‘Angel’ flashback: ‘Fearless’ (2003) (Book review)

Doranna Durgin crafts a more readable and entertaining “Angel” book her second time around with “Fearless” (October 2003). It has the same structure as “Impressions,” which I didn’t like as much, wherein we know what’s happening early on and there aren’t any twists and turns before getting to the end. But because of better character writing for the Angel Investigations team and better guest characters, “Fearless” is the superior entry.

It opens with the gang fighting a monster in the sewers, eventually revealed to be a Giflatl, which hails from another dimension. When this creature injures humans, they heal quickly from a “venom” he creature secretes into the wounds, but also have temporary amnesia and act in a manner akin to being drunk for a couple days. When it injures a vampire, the venom does the opposite, as Angel finds out during days of agonizing recovery from his wounds.

“Fearless,” set in the portion of Season 3 when Connor is a baby, is therefore a little bit like the fan-favorite episode “Spin the Bottle” (4.6) in that everyone is acting goofy, and a little bit like “I Will Remember You” (1.8) in that Angel loses his quick-healing ability. There’s no upside for Angel this time, since he doesn’t become human and he’s now racked with fear when he goes into battle. It’s kind of amusing to see the gang try to figure out what happened to them on the night of the monster attack by using scribbled notes. Then they use notecards to remind themselves of their plan for their second faceoff with the Giflatl, much later in the book.

The most memorable guest character is Kluubp, who needs Angel’s help in sending the Giflatl back to his dimension, because he looks like kind of like Yoda. Kluubp claims “Star Wars” based Yoda’s design on him and also stole his phrase “Do or do not. There is no try.” Durgin peppers a handful of “Star Wars” one-liners throughout the book as Angel and the others wryly react to Kluubp’s appearance. This gag is quite on the nose, and it would be cause for copyright infringement in a visual medium, but the author is having fun with it and I wasn’t bothered by it even if it’s not exactly clever.

Thematically, “Fearless” is about trust among the friends, with Angel on one side; Cordy, Gunn, Wes and Fred on the other; and Lorne – in his role as Connor’s babysitter – caught in the middle. Angel doesn’t want to bring his team into this case because he thinks they won’t want to banish the Giflatl, since it is the source of the healing substance. For their part, the gang knows Angel is acting shifty, and besides, they are indeed thinking about what a healing salve could do for them and for the world at large.
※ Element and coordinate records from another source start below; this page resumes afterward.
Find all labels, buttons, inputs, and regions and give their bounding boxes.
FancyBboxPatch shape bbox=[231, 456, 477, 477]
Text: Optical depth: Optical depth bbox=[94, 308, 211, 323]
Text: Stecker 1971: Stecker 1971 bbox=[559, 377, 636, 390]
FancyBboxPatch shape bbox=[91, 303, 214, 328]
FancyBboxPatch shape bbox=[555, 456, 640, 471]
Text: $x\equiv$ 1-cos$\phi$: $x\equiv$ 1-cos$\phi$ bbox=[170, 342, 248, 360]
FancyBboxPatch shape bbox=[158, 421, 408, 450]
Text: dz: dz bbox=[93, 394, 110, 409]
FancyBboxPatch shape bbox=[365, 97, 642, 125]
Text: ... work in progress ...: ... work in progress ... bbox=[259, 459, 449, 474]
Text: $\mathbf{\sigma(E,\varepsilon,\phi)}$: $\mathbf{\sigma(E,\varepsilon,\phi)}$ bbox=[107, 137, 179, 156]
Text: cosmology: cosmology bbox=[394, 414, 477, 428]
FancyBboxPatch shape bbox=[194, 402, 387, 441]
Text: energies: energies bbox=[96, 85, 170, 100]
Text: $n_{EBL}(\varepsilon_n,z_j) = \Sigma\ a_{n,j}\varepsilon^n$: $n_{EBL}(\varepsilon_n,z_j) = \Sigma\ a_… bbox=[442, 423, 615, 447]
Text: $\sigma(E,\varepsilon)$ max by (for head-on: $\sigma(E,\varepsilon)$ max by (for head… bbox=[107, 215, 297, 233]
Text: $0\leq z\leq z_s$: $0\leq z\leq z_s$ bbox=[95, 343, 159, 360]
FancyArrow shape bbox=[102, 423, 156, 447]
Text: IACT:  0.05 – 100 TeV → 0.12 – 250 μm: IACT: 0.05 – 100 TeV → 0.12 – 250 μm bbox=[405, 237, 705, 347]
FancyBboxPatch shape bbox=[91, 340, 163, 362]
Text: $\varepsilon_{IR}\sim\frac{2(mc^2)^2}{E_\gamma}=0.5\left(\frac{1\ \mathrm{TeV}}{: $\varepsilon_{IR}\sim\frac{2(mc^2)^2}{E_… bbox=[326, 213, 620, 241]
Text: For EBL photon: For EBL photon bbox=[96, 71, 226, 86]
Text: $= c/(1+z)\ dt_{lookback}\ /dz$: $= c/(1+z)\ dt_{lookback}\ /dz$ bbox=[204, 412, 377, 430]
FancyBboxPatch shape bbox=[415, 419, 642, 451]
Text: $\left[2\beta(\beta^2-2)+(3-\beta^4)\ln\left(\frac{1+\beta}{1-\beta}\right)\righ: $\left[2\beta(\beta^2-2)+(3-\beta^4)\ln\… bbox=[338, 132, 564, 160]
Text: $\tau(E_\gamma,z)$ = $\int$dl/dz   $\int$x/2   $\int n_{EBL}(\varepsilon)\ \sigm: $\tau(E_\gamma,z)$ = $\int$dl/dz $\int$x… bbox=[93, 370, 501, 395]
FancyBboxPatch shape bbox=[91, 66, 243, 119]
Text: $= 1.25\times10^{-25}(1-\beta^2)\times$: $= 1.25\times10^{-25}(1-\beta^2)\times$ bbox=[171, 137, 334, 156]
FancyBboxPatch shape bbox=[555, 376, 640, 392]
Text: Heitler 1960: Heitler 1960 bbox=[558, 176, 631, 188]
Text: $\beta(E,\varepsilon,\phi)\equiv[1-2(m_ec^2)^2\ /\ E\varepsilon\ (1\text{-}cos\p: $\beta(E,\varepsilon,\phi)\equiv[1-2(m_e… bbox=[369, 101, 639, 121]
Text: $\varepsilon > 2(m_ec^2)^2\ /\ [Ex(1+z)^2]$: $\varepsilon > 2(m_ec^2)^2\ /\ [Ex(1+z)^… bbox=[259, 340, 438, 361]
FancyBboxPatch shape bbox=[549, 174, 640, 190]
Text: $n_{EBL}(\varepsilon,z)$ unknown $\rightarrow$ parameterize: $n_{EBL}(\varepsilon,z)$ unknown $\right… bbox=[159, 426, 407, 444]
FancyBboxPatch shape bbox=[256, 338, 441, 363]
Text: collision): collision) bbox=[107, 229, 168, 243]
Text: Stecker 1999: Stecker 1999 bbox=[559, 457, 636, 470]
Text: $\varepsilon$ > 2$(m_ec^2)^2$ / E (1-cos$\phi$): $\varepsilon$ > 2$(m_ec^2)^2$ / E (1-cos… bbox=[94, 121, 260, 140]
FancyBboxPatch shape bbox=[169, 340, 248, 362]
It’s not a bad central conflict, but it’s hampered by Durgin being too wordy about it, going over the same issues many times. And the plotting is, well, plodding. The gang has their first showdown with the Giflatl, everyone talks about the scenarios for a couple hundred pages, and then they face the creature again. There is a subplot on top of this about a symbiotic demon that steals people’s abilities, but that muddies up the plot more so than advancing it. The way this symbiotic demon relates to the Giflatl is summed up thusly by Wes: “I suspect its unusual activity was tied into the Giflatl.”
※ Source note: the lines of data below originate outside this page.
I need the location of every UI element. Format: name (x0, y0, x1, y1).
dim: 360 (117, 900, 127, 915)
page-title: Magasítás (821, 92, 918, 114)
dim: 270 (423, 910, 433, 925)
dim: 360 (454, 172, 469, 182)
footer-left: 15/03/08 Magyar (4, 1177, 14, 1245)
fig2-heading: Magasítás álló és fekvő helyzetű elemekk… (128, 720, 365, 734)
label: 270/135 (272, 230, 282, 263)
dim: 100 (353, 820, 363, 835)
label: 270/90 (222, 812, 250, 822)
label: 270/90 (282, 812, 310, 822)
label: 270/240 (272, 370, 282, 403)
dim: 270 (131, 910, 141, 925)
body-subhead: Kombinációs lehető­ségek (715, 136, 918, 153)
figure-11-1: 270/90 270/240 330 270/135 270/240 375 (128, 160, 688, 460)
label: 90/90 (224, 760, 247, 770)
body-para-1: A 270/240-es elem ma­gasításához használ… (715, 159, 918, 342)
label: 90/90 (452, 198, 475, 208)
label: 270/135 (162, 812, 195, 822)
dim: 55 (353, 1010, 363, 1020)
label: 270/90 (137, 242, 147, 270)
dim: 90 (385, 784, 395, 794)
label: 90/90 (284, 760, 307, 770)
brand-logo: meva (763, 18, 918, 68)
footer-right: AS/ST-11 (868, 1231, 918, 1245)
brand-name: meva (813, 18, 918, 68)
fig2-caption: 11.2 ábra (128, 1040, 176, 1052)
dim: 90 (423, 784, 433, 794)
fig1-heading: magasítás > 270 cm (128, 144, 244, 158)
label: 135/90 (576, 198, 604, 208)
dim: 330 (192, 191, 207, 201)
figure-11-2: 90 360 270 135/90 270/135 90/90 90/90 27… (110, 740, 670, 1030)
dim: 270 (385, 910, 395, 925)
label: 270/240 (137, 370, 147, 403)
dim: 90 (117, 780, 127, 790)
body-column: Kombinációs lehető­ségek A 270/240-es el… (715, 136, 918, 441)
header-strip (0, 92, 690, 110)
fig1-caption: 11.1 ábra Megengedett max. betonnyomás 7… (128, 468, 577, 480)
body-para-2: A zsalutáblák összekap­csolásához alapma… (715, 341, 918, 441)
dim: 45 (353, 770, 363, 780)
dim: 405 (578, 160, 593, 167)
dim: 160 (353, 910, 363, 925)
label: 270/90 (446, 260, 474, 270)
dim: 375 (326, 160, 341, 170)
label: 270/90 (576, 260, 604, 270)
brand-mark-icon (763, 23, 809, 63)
Weirdly, the people who lose their abilities – including a talented young singer whose voice disappears – don’t get their abilities back by the end of “Fearless,” and the case limps to a conclusion with Cordy musing: “I still wish those people had gotten their skills back.” Not every “Angel” story needs a tidy, convenient ending, but it strikes me as odd that these victims are brushed aside, unimportant to the main thrust of the novel.

Durgin delivers decent character writing. As with “Impressions,” I feel like Gunn’s mistrust of Angel is overplayed, but everyone else is on point, and I like how the author peppers in flirting between Gunn and Fred, lining up with what’s going on at this point in Season 3. Overall, though, “Fearless’ ” solid concept is diminished by a story that’s too predictable, padded and uneven.